Delivering only the second upside beat over the past 10 months, ISM Manufacturing for August printed at 47.6 (vs 47.0, expected), up from 46.4 the month prior. And whilst some of the sub-gauges also surprised to the upside (notably prices paid), the survey is still representative of diminishing factory activity, albeit at a slower pace.

So, the ISM data failed to explain the surge in US bonds yields through the New York morning, the yield on the benchmark US 10-year adding 14bps (4.06% to 4.20%) from the session's peak to trough before ending the week near 4.18%. 

Two weeks back, the US 10-yr yield reached a 16 year high through 4.36% amidst a run of strong US macroeconomic data.

Last week's NFP and tier 2 US labour market data (JOLTS Job Openings & ADP Employment change) suggest the labour market is finally starting to loosen under the weight of 500bps of Fed tightening.

As US bond yields rebounded, the dollar ended the session higher versus all its major peers. Shedding around a third-of-a-percent, NZDUSD closed a couple of pips below 0.5940.
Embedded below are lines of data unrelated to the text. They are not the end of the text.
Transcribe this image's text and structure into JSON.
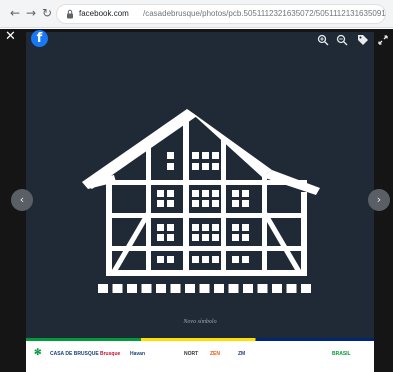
{
  "browser": {
    "back_icon": "back-arrow-icon",
    "forward_icon": "forward-arrow-icon",
    "reload_icon": "reload-icon",
    "url_host": "facebook.com",
    "url_path": "/casadebrusque/photos/pcb.5051112321635072/5051112131635091"
  },
  "viewer": {
    "close_icon": "close-icon",
    "logo": "f",
    "tools": [
      "zoom-in-icon",
      "zoom-out-icon",
      "tag-icon",
      "fullscreen-icon"
    ],
    "prev_arrow": "‹",
    "next_arrow": "›"
  },
  "photo": {
    "background_color": "#1f2a36",
    "caption": "Novo símbolo",
    "sponsors": [
      {
        "text": "CASA DE BRUSQUE",
        "color": "#1b3f7a"
      },
      {
        "text": "Brusque",
        "color": "#c8102e"
      },
      {
        "text": "Havan",
        "color": "#1b3f7a"
      },
      {
        "text": "NORT",
        "color": "#333333"
      },
      {
        "text": "ZEN",
        "color": "#e85a12"
      },
      {
        "text": "ZM",
        "color": "#1b3f7a"
      },
      {
        "text": "BRASIL",
        "color": "#009c3b"
      }
    ]
  }
}
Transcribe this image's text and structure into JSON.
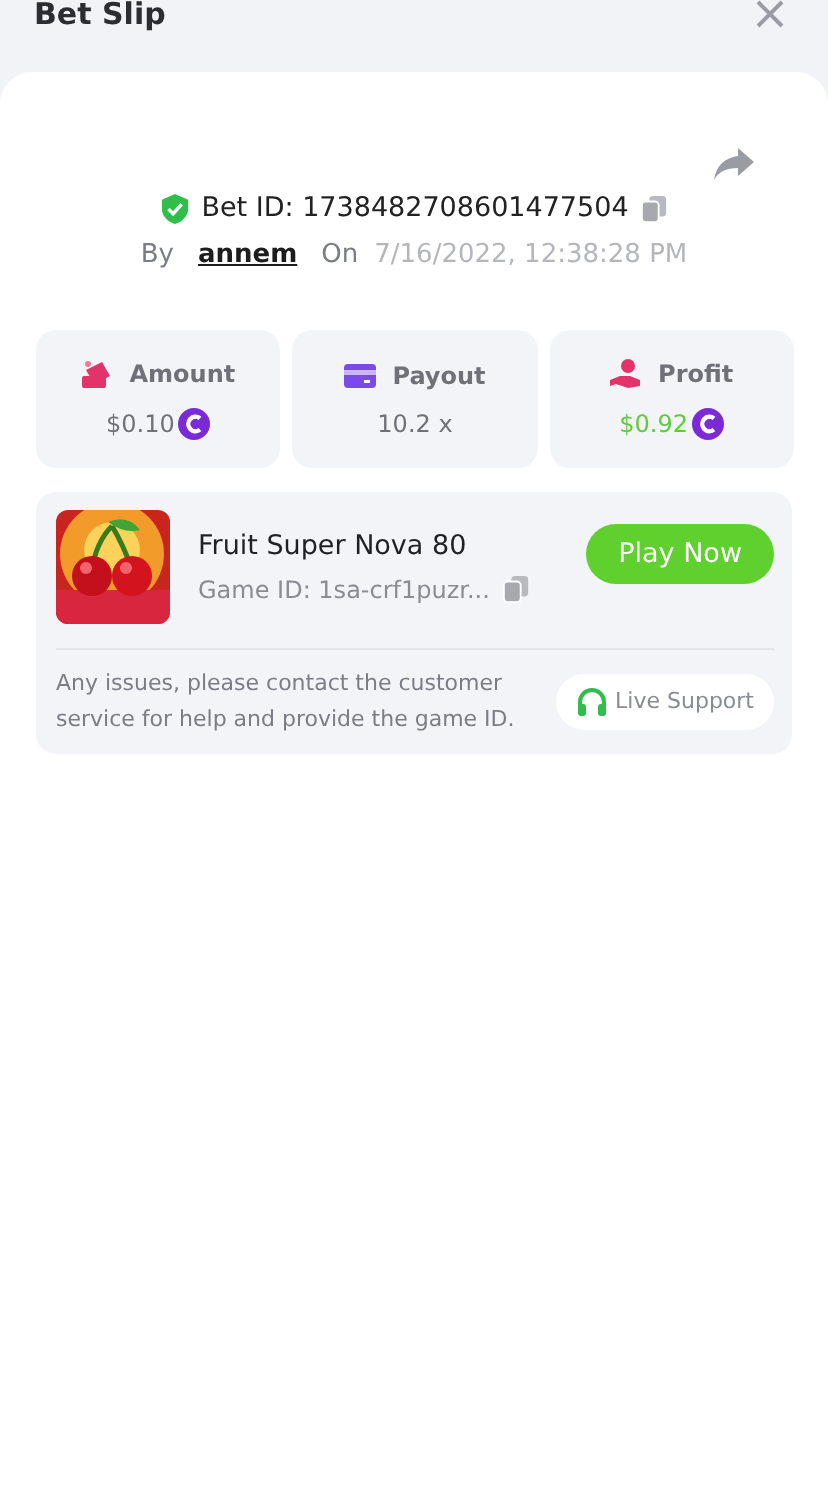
{
  "header": {
    "title": "Bet Slip"
  },
  "bet": {
    "id_label": "Bet ID: 1738482708601477504",
    "by_label": "By",
    "user": "annem",
    "on_label": "On",
    "date": "7/16/2022, 12:38:28 PM"
  },
  "stats": [
    {
      "kind": "amount",
      "label": "Amount",
      "value": "$0.10",
      "coin": true,
      "positive": false
    },
    {
      "kind": "payout",
      "label": "Payout",
      "value": "10.2 x",
      "coin": false,
      "positive": false
    },
    {
      "kind": "profit",
      "label": "Profit",
      "value": "$0.92",
      "coin": true,
      "positive": true
    }
  ],
  "game": {
    "name": "Fruit Super Nova 80",
    "game_id": "Game ID: 1sa-crf1puzr...",
    "play_button": "Play Now",
    "help_text": "Any issues, please contact the customer service for help and provide the game ID.",
    "support_button": "Live Support"
  }
}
For the week, the Kiwi added +0.69% vs the USD with the largest week-on-week gains occurring against the EUR, adding just shy of onepercent as the ECB approaches the end of its tightening cycle. The Kiwi gained over half-a-percent against the GBP, CAD and JPY whilst logging a modest -0.15% weekly loss versus its trans-Tasman neighbour, NZDAUD recovering, ending the week back above 0.92.
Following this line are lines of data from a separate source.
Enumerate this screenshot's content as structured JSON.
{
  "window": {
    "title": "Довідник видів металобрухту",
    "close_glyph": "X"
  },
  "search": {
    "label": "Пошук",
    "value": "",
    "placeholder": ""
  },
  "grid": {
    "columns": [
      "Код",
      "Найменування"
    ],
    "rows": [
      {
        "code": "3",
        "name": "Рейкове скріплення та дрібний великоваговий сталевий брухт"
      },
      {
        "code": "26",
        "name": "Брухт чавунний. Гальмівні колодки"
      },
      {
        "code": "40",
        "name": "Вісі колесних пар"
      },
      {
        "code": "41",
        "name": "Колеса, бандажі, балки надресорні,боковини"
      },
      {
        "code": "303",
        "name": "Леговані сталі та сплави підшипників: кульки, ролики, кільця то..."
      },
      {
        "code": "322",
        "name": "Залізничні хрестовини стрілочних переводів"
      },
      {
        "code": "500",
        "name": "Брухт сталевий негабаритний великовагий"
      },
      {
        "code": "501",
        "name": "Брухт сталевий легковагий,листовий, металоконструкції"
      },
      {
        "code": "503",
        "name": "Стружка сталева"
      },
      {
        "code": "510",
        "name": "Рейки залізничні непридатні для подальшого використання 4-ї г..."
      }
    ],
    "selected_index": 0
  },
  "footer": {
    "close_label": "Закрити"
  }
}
The new week commences with the Labour Day holiday in both the US and Canada…..subdued price action likely through Monday.

A relatively quiet week delivers the RBA interest rate decision (on-hold widely expected) tomorrow followed by the Bank of Canada (also on-hold), Wednesday.
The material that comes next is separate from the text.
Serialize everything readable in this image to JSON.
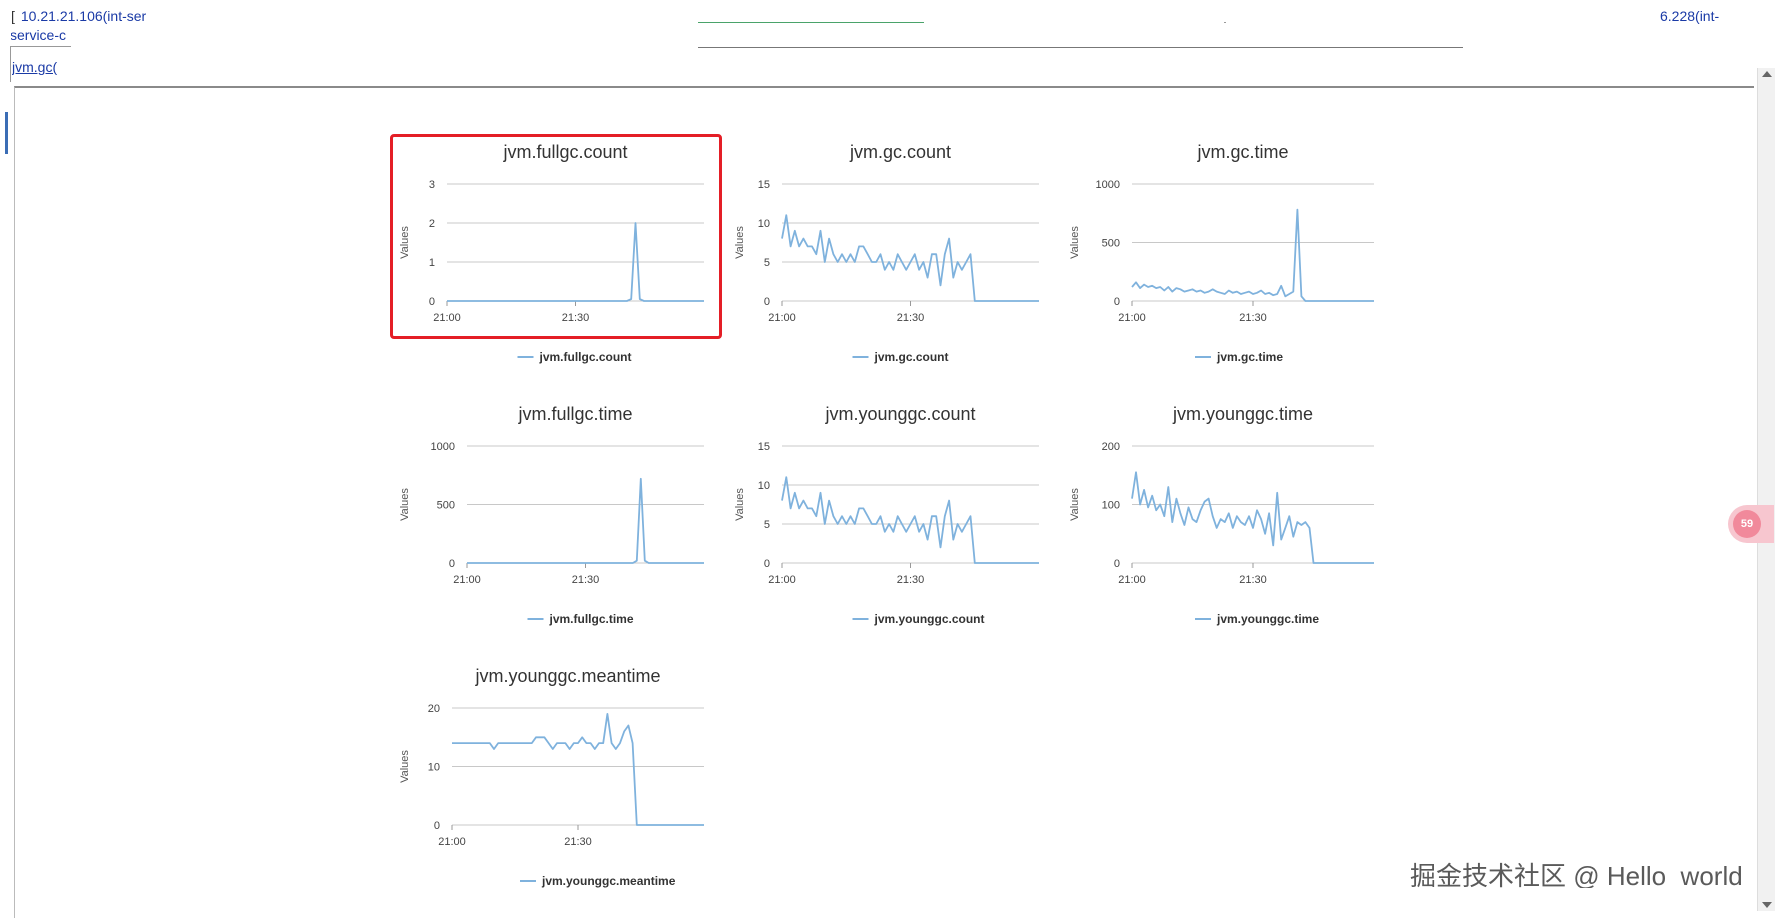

The macro data highlights include the US ISM Services PMI, China & AUS trade, eurozone retail sales and GDP for Australia, Japan and the eurozone. 

Will the Kiwi continue to rebound through this week?

Wednesday and Friday's intraday highs in the low 0.60's were logged within 10 pips of each other. Friday's ~70 pip reversal has formed a short-term double top, indicative of NZD sellers wrestling back control.

We favour a week of directionless, choppy price action…..expectations are for NZDUSD to range between 0.59 and 0.6020.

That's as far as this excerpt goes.